Sekknar s’empara d’une roche et la lança dans la direction de la voix.
Mais le résultat ne fut qu’un écho qui se répercuta longuement
dans l’obscurité, si bien qu’à la fin, le pêcheur se demanda
s’il ne s’agissait pas du rire de la créature. Il prit une autre pierre,
mais la garda en main, prêt à se défendre. Trois couloirs
sortaient de la grotte, constata-t-il quand ses yeux s’habituèrent
à l’obscurité. Il en prit un au hasard et avança avec
précaution, se retournant constamment afin de ne pas être surpris
par quelque immonde créature bondie de l’obscurité. Avancer
fut pour lui un supplice, car la voix, se faisant sardonique, l’embrouillait
:
- Oh non, pas par là, tu aurais du tourner à droite à
l’autre croisement, ce tunnel débouche dans la mer. Bifurque à
gauche, là. Mais non, pas cette gauche là, l’autre gauche !
Mais il ne perdait pas sa vigilance, se retournant constamment et balayant
l’obscurité (qui n’était maintenant que par trop complète)
d’un regard inquisiteur. Le labyrinthe se poursuivait sans fin, et il s’y
perdait. Il était traqué, effrayé, aveugle.
- C’est ici qu’on
a lancé la fusée, remarqua Aghnar, sans se rendre compte qu’il
avait été le dernier à observer ce fait.
- Regardez, le semi-mortier (le chevalier était semble-t-il plus au
courant que nous des termes techniques) a glissé le long de la pente.
L’expédition descendit la pente rapidement.
- Cette corniche semble s’être effondrée, remarqua Greaththorn.
Et là en bas, il y a comme une entrée de caverne. Allons voir.
Ils descendirent, trouvant la grotte et les affaires du naufragé.
- C’est ici que votre père a trouvé les fusées éclairantes,
constate Gurthan. Il y a là tout un attirail, ma parole !

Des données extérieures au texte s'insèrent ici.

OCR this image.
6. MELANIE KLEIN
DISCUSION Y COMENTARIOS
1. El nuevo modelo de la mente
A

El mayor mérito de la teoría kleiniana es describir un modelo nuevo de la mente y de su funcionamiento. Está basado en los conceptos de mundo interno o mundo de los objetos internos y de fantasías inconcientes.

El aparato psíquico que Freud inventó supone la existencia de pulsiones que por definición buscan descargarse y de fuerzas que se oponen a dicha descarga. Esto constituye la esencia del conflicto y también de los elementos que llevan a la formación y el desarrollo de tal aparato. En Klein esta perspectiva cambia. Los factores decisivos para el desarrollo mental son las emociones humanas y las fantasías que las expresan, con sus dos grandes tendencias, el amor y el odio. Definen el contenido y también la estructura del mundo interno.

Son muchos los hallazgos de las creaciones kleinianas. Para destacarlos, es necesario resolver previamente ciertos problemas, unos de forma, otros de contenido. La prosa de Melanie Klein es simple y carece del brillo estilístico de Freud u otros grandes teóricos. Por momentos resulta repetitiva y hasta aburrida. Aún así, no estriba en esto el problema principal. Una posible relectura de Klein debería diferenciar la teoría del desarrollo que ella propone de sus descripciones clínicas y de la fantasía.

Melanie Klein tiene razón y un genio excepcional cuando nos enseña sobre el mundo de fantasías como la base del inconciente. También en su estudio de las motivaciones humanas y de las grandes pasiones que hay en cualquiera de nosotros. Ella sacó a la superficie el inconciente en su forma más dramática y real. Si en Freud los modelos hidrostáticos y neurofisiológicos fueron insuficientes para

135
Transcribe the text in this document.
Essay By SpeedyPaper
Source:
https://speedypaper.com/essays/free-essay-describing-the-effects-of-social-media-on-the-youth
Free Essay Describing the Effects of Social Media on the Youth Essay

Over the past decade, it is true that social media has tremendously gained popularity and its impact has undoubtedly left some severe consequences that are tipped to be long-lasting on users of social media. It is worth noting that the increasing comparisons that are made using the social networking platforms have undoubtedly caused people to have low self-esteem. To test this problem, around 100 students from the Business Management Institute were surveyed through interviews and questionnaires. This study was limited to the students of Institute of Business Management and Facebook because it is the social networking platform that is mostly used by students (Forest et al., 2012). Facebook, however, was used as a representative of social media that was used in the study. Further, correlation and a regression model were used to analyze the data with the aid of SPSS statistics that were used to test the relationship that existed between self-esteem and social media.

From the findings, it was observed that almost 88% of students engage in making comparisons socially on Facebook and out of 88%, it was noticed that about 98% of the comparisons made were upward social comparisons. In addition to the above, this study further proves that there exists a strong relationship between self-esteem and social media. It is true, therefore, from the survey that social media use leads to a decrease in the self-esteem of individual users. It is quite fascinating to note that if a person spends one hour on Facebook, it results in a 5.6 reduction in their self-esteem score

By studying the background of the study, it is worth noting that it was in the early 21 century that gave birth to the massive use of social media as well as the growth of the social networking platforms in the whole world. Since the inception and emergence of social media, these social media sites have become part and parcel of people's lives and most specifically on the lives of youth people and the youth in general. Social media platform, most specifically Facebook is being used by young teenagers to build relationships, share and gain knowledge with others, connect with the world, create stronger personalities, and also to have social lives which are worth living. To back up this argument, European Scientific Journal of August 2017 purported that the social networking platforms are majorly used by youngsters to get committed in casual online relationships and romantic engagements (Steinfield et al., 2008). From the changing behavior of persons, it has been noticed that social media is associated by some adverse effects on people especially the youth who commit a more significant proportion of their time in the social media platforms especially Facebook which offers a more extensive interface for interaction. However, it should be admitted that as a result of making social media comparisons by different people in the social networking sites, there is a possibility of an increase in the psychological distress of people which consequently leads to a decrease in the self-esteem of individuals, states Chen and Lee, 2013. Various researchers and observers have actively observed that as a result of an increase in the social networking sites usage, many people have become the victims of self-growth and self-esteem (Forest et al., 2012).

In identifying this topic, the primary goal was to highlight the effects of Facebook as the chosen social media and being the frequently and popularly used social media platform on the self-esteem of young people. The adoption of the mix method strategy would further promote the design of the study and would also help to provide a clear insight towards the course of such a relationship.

Mais nulle trace de Sekknar.
Aghnar, que l’atmosphère étouffait, retourna à l’air
libre. Et c’est à ce moment qu’il repéra le trou qu’avait fait
Sekknar en glissant dans les grottes de Xarkadh. Il appela aussitôt
ses compagnons.
- Voilà l’explication, s’exclama Gurthan, votre père, glissant
de la corniche, a percuté ce rocher friable et est passé au
travers !
- C’est très probable, mais quand bien même, rétorqua
Aghnar, comment descendre à sa recherche ?
- Je crois me souvenir qu’il y avait une corde parmi les affaires dans la
grotte. Si nous l’accrochions à un rocher saillant, nous pourrions
facilement monter et descendre tout à la fois !
Greaththorn courut chercher l’objet en question, tandis que Gurthan et Aghnar
cherchaient un rocher. Ils furent à ce moment rejoint par Nol’ragh,
le bâtisseur du village, qui avait accouru à la recherche de
son ami et avait également vu la fusée de détresse. Mais
quand la corde fut apportée, aucun rocher propre à la soutenir
ne s’était manifesté.
- Il suffit que je la porte, proposa Nol’ragh, que des années de réparations
dans les diverses maisons du village avaient fort musclé, ainsi vous
pourrez descendre, et vous pourrez me héler d’en bas pour que je vous
renvoie la corde.
Le plan accepté, Gurthan et Greaththorn descendirent tous deux dans
la grotte, Aghnar ayant subitement decidé qu’il était claustrophobe.
Personne ne fut dupe, personne ne le regretta : Bon ami et compagnon utile,
dans l’action il était malheureusement plus un poids qu’autre chose.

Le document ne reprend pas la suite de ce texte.